Thinkspace (Los Angeles) – is pleased to present Remnants, featuring new works by Houston based artist Kevin Peterson. An accomplished hyperrealist painter, Peterson captures the intimacy of highly detailed portraits set against the anonymous urban sprawl of the cityscape. With an attentive psychological subtlety, he creates works that are emotive, introspective, and haunted by the suggestion of narrative. The contradictory pairings in Peterson’s paintings are deliberately staged, heightening a sense of irresolution and poetic tension. He often portrays children and wildlife in gritty urban graffiti marked spaces; antithetic pairings that deepen our sense of the subjects’ dislocation. Despite this cultivated uneasiness a quiet optimism prevails in Peterson’s imagery, as his portrayals of the displaced, faced with imperfect or degraded urban environments, retain their innocence in spite of their worn surroundings. Suggesting both survival and the triumph of the individual’s strength, his works are empathetic portrayals of the meek. As the title of the exhibition suggests, Peterson offers us glimpses into the aftermath and detritus of unknown trials and tribulations.

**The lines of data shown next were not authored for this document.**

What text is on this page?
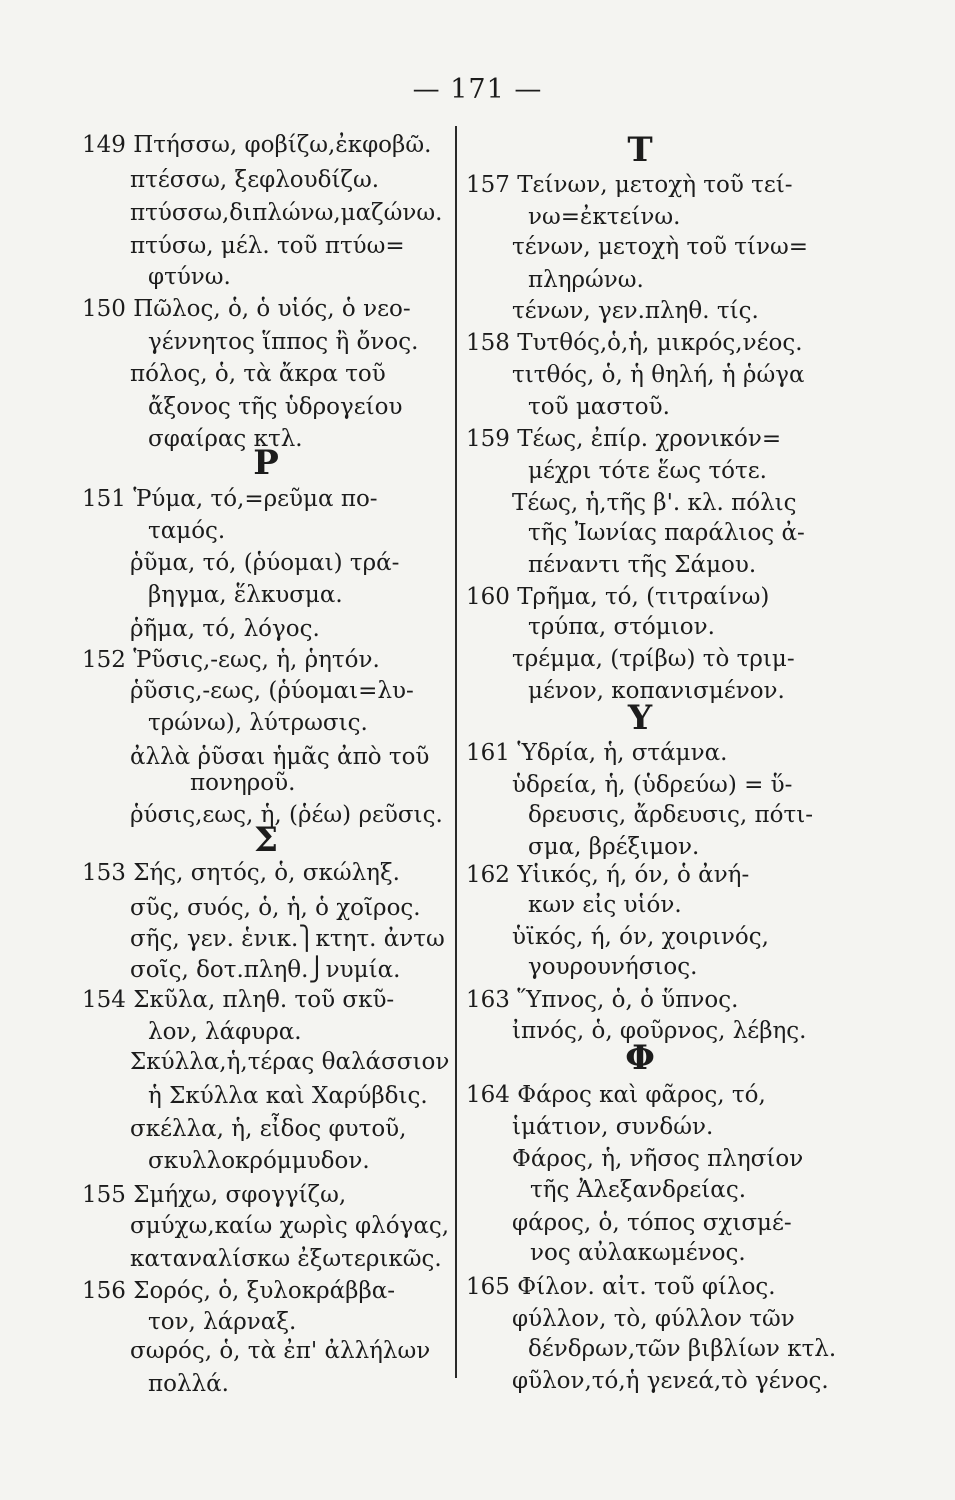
— 171 —
149 Πτήσσω, φοβίζω,ἐκφοβῶ.
πτέσσω, ξεφλουδίζω.
πτύσσω,διπλώνω,μαζώνω.
πτύσω, μέλ. τοῦ πτύω=
φτύνω.
150 Πῶλος, ὁ, ὁ υἱός, ὁ νεο-
γέννητος ἵππος ἢ ὄνος.
πόλος, ὁ, τὰ ἄκρα τοῦ
ἄξονος τῆς ὑδρογείου
σφαίρας κτλ.
151 Ῥύμα, τό,=ρεῦμα πο-
ταμός.
ῥῦμα, τό, (ῥύομαι) τρά-
βηγμα, ἕλκυσμα.
ῥῆμα, τό, λόγος.
152 Ῥῦσις,-εως, ἡ, ῥητόν.
ῥῦσις,-εως, (ῥύομαι=λυ-
τρώνω), λύτρωσις.
ἀλλὰ ῥῦσαι ἡμᾶς ἀπὸ τοῦ
πονηροῦ.
ῥύσις,εως, ἡ, (ῥέω) ρεῦσις.
153 Σής, σητός, ὁ, σκώληξ.
σῦς, συός, ὁ, ἡ, ὁ χοῖρος.
σῆς, γεν. ἑνικ.⎫κτητ. ἀντω
σοῖς, δοτ.πληθ.⎭νυμία.
154 Σκῦλα, πληθ. τοῦ σκῦ-
λον, λάφυρα.
Σκύλλα,ἡ,τέρας θαλάσσιον
ἡ Σκύλλα καὶ Χαρύβδις.
σκέλλα, ἡ, εἶδος φυτοῦ,
σκυλλοκρόμμυδον.
155 Σμήχω, σφογγίζω,
σμύχω,καίω χωρὶς φλόγας,
καταναλίσκω ἐξωτερικῶς.
156 Σορός, ὁ, ξυλοκράββα-
τον, λάρναξ.
σωρός, ὁ, τὰ ἐπ' ἀλλήλων
πολλά.
Ρ
Σ
157 Τείνων, μετοχὴ τοῦ τεί-
νω=ἐκτείνω.
τένων, μετοχὴ τοῦ τίνω=
πληρώνω.
τένων, γεν.πληθ. τίς.
158 Τυτθός,ὁ,ἡ, μικρός,νέος.
τιτθός, ὁ, ἡ θηλή, ἡ ῥώγα
τοῦ μαστοῦ.
159 Τέως, ἐπίρ. χρονικόν=
μέχρι τότε ἕως τότε.
Τέως, ἡ,τῆς β'. κλ. πόλις
τῆς Ἰωνίας παράλιος ἀ-
πέναντι τῆς Σάμου.
160 Τρῆμα, τό, (τιτραίνω)
τρύπα, στόμιον.
τρέμμα, (τρίβω) τὸ τριμ-
μένον, κοπανισμένον.
161 Ὑδρία, ἡ, στάμνα.
ὑδρεία, ἡ, (ὑδρεύω) = ὕ-
δρευσις, ἄρδευσις, πότι-
σμα, βρέξιμον.
162 Υἱικός, ή, όν, ὁ ἀνή-
κων εἰς υἱόν.
ὑϊκός, ή, όν, χοιρινός,
γουρουνήσιος.
163 Ὕπνος, ὁ, ὁ ὕπνος.
ἰπνός, ὁ, φοῦρνος, λέβης.
164 Φάρος καὶ φᾶρος, τό,
ἱμάτιον, συνδών.
Φάρος, ἡ, νῆσος πλησίον
τῆς Ἀλεξανδρείας.
φάρος, ὁ, τόπος σχισμέ-
νος αὐλακωμένος.
165 Φίλον. αἰτ. τοῦ φίλος.
φύλλον, τὸ, φύλλον τῶν
δένδρων,τῶν βιβλίων κτλ.
φῦλον,τό,ἡ γενεά,τὸ γένος.
Τ
Υ
Φ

Peterson completed a BFA at Austin College in Sherman TX, in conjunction with a psychology degree. His highly detailed paintings are primarily oil on panel, though at times the artist incorporates mixed media elements as well. A sense of solitude permeates his works, as the protagonists are generally isolated and seemingly suspended in a dream-like state, highlighted by the marked absence of others. Innocence coexists with wear and urban exhaustion in these paintings, a connotation of use the artist builds through beautifully rendered graffiti elements and stark urban architectures. The presence of a displaced nature, often in the form of wild itinerant bears or hyenas, is an equally erroneous element staged within abandoned industrial spaces and debris. Each opposing element works as a foil to its polarity: the wild vs. the urban, innocence vs. degradation, sadness vs. hope, effectively capturing a sense of the psychological conflict, and human struggle, inherent in the existential journey.
Remnants is Peterson’s second solo exhibition with the gallery. With a firm poetic allegiance to the underdog, the artist continues to find beauty in tension and opposition, uncovering redemptive possibilities in the face of restriction, assumption and boundary.